Imagine that you are living on the brink of World War ll. Your family and your freedom slowly dwindling till it was a single thread and you were put in a school that took away your freedom and treated you horridly because you didn’t salute Hitler. This actually happened to one little girl named Simone Arnold.

She started with a normal life like you and me. She was taught by her dad to paint, she went to school, had homework, and probably even had a bed time, but that all changed when World War ll started.

One day after school she heard a knock on the door, it was the nazi police, who had taken her dad away. Later she found herself taken away from her mom and put into a school where she was facing a lion. That just happens to be what she calls her story. She had even gotten beaten.

(Read out of book page 111

It was terrible to watch that inhuman punishment machine in action. Now it was my turn. With clenched teeth, I presented my hand, waiting for her iron “justice”. But I also looked at Fraulein Lederle’s eyes. I was determined to face the beating courageously because I was being punished for talking about God.

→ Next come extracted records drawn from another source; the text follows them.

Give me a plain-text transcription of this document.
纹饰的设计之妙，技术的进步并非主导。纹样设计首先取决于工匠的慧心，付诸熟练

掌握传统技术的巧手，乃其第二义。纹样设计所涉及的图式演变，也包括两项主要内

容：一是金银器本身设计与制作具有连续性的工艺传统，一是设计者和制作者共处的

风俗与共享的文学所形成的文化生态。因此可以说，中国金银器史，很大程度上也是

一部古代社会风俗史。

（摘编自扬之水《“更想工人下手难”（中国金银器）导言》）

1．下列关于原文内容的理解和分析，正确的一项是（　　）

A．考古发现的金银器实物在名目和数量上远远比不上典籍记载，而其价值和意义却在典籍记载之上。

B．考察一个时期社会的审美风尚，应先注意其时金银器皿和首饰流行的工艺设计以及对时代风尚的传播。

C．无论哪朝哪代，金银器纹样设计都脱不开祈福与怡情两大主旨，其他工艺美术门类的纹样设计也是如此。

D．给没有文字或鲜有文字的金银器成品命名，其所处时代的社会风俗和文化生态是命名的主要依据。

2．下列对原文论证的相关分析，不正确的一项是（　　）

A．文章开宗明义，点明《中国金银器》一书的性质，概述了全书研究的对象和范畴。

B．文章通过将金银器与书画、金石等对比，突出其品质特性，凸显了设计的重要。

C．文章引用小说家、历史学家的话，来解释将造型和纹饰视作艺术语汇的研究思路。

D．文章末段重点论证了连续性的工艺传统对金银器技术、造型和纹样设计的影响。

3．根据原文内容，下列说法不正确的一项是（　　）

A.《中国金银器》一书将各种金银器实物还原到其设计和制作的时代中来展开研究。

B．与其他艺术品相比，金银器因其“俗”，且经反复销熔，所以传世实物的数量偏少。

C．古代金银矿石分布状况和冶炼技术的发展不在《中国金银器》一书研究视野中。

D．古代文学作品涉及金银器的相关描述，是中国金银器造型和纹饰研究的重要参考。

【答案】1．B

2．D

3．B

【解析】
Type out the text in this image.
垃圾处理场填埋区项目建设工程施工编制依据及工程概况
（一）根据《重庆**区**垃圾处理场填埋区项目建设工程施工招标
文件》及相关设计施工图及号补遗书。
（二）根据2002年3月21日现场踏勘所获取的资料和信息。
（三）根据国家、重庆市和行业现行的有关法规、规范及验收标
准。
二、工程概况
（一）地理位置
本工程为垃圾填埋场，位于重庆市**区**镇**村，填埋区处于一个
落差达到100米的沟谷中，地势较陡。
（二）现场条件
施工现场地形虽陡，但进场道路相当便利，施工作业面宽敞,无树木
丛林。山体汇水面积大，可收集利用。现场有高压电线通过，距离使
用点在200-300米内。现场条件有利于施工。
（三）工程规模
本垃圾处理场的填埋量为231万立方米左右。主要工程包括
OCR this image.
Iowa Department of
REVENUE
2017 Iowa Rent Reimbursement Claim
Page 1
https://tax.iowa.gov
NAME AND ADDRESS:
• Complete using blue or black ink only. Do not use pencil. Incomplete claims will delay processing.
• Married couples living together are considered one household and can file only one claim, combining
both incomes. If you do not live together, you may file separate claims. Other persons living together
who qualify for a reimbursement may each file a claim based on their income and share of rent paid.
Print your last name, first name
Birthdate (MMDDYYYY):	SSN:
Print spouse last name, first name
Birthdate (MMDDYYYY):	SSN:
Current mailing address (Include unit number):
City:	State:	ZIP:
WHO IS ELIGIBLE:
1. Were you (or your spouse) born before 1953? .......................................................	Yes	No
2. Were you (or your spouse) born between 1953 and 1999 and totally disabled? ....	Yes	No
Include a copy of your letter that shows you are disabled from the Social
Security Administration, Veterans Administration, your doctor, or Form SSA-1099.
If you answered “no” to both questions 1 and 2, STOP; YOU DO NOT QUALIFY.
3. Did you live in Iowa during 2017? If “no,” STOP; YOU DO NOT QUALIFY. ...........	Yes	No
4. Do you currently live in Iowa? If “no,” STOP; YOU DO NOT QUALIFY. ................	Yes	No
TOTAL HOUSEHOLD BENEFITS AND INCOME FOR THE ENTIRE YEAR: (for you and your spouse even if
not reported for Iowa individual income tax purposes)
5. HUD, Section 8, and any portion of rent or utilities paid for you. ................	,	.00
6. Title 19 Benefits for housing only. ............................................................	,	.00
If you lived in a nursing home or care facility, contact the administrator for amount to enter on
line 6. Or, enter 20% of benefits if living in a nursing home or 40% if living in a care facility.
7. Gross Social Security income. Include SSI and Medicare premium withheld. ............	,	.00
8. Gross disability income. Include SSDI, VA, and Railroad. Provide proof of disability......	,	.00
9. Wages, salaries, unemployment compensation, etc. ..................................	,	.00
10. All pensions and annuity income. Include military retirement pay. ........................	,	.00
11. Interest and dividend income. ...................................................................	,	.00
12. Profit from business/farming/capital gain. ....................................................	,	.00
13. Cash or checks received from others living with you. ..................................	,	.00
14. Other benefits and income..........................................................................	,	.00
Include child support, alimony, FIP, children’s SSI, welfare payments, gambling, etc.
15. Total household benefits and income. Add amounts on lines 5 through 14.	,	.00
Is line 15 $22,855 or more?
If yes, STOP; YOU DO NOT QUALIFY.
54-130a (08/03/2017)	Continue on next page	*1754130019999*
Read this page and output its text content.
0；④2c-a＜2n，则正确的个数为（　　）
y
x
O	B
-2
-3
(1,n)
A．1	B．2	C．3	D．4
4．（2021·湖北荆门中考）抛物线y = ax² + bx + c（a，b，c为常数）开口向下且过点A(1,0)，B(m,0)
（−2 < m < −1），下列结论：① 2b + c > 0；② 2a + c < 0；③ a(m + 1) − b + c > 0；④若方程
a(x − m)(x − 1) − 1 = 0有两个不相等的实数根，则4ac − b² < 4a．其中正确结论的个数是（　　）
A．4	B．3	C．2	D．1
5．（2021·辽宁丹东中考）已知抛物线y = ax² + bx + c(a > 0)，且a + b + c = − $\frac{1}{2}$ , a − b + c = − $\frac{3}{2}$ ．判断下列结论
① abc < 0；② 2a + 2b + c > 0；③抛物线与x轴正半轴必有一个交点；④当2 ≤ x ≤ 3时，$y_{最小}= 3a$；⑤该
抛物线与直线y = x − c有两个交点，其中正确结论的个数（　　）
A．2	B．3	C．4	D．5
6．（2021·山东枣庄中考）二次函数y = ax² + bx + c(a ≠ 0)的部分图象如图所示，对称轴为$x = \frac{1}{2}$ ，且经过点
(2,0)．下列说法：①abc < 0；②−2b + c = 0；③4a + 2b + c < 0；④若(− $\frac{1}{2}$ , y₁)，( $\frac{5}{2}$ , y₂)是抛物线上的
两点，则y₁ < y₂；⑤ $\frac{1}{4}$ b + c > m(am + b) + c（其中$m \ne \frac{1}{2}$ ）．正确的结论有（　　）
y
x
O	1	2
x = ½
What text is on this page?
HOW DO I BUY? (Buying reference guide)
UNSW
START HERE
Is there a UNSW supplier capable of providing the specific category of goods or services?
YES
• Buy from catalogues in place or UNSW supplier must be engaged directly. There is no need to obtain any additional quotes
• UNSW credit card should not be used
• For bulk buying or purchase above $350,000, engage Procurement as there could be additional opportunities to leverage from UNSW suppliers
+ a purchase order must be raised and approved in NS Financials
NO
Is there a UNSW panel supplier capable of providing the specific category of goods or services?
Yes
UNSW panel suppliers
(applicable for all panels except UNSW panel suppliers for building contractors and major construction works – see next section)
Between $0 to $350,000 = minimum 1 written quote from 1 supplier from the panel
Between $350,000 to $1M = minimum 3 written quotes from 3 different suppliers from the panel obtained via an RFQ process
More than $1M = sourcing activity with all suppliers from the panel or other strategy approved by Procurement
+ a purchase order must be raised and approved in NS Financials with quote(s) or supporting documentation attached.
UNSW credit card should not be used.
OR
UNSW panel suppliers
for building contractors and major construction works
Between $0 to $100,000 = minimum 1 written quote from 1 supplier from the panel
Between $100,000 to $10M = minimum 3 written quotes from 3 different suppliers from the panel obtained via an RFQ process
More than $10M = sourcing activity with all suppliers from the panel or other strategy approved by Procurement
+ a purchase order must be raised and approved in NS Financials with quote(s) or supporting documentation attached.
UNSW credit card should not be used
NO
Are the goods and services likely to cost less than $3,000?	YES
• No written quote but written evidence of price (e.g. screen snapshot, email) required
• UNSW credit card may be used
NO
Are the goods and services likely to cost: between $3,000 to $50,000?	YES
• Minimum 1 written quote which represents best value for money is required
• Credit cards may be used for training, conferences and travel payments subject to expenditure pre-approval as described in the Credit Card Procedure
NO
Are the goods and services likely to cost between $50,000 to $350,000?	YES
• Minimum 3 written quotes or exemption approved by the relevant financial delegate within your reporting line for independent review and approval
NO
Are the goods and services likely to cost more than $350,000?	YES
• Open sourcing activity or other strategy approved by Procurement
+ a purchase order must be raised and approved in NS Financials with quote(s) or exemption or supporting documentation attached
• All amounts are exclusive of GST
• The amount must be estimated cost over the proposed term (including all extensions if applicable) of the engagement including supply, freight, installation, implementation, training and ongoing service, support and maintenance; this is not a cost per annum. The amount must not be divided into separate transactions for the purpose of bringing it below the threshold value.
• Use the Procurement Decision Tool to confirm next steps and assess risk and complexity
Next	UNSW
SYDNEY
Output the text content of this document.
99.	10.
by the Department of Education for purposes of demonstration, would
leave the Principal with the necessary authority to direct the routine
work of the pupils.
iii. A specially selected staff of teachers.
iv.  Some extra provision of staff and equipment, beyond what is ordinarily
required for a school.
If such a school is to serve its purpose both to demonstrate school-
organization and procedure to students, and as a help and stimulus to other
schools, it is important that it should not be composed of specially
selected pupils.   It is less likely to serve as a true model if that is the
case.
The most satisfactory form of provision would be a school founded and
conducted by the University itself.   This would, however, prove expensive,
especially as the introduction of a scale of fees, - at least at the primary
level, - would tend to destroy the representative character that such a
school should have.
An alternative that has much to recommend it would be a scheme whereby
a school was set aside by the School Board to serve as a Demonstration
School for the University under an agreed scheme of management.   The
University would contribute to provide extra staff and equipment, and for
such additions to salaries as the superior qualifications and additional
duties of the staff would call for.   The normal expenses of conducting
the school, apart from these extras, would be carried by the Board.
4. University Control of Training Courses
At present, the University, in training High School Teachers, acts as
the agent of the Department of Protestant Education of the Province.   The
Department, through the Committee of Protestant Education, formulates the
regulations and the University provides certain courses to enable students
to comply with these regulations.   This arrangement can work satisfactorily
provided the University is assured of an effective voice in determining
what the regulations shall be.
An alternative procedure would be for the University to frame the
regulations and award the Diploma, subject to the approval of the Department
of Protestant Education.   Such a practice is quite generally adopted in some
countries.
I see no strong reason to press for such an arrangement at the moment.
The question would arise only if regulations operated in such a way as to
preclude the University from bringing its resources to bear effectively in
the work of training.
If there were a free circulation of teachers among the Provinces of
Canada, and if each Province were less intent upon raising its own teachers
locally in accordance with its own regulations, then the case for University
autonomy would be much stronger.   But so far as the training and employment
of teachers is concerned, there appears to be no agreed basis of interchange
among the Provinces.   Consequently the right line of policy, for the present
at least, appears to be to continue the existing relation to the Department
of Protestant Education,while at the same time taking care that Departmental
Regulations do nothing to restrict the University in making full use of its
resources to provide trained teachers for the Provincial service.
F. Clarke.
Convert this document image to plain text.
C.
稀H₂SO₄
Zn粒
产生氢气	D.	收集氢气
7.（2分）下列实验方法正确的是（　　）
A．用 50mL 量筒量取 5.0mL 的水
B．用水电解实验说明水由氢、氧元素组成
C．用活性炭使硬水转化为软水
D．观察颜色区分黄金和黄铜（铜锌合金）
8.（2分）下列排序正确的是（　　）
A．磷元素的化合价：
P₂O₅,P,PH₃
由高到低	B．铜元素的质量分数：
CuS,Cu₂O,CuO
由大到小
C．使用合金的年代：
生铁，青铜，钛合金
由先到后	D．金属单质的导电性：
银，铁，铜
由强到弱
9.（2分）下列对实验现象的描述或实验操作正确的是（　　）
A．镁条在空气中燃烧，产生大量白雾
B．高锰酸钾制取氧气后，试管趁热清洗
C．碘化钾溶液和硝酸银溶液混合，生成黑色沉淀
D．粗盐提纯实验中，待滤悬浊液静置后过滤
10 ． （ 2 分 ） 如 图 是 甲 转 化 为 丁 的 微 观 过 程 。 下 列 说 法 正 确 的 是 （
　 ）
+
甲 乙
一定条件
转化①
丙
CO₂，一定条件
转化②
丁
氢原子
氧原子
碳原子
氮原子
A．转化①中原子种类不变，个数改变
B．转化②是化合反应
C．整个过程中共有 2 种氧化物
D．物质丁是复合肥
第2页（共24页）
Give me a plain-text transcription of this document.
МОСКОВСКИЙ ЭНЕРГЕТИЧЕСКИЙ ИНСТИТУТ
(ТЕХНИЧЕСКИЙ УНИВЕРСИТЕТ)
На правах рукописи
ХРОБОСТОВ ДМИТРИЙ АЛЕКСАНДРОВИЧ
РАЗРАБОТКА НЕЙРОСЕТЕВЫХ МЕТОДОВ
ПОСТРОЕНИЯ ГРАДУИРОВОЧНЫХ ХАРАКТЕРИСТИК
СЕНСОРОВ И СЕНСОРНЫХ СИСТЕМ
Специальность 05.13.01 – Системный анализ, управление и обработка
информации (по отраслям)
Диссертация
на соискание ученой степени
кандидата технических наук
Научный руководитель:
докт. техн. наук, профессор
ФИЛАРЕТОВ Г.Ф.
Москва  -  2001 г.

In her previous school she refused to heil Hitler. She was yelled at and embarrassed in front of the whole school, because she would not heil Hitler. Now I bet you are wondering why she would not heil Hitler. Her parents and Simone made the decision before World War ll that they were going to be Jehovah’s Witnesses. As a Jehovahs Witness she put her trust in Jehovah God and not a man. Since Hitler was a man she would not put her trust in him. On numerous occasions she could have heiled Hitler and been freed, because she was loyal to her faith she just would not. Here is one occasion.

(Read out of book page 117)

“But in order that your choice will be an informed one” he continued, “I’ll read the outcome of a stubborn decision.” I had heard it before: At age 14, the juvenile leaves the home to become a maid or to go to prison, or even to a concentration camp. “Whoever doesn’t bend, will break,” he said, a favorite Nazi proverb. “A wrong choice will lead you to where your parents are.”

“You have two documents – you can sign this one and be free today, or you can sign that one stating your decision to stay a Bible Student.” I picked up the paper stating that I would stay a Bible Student and signed it in front of the Judge.

I recommend this book to anyone who likes to read times where they stay strong to their faith even when everything has gone wrong.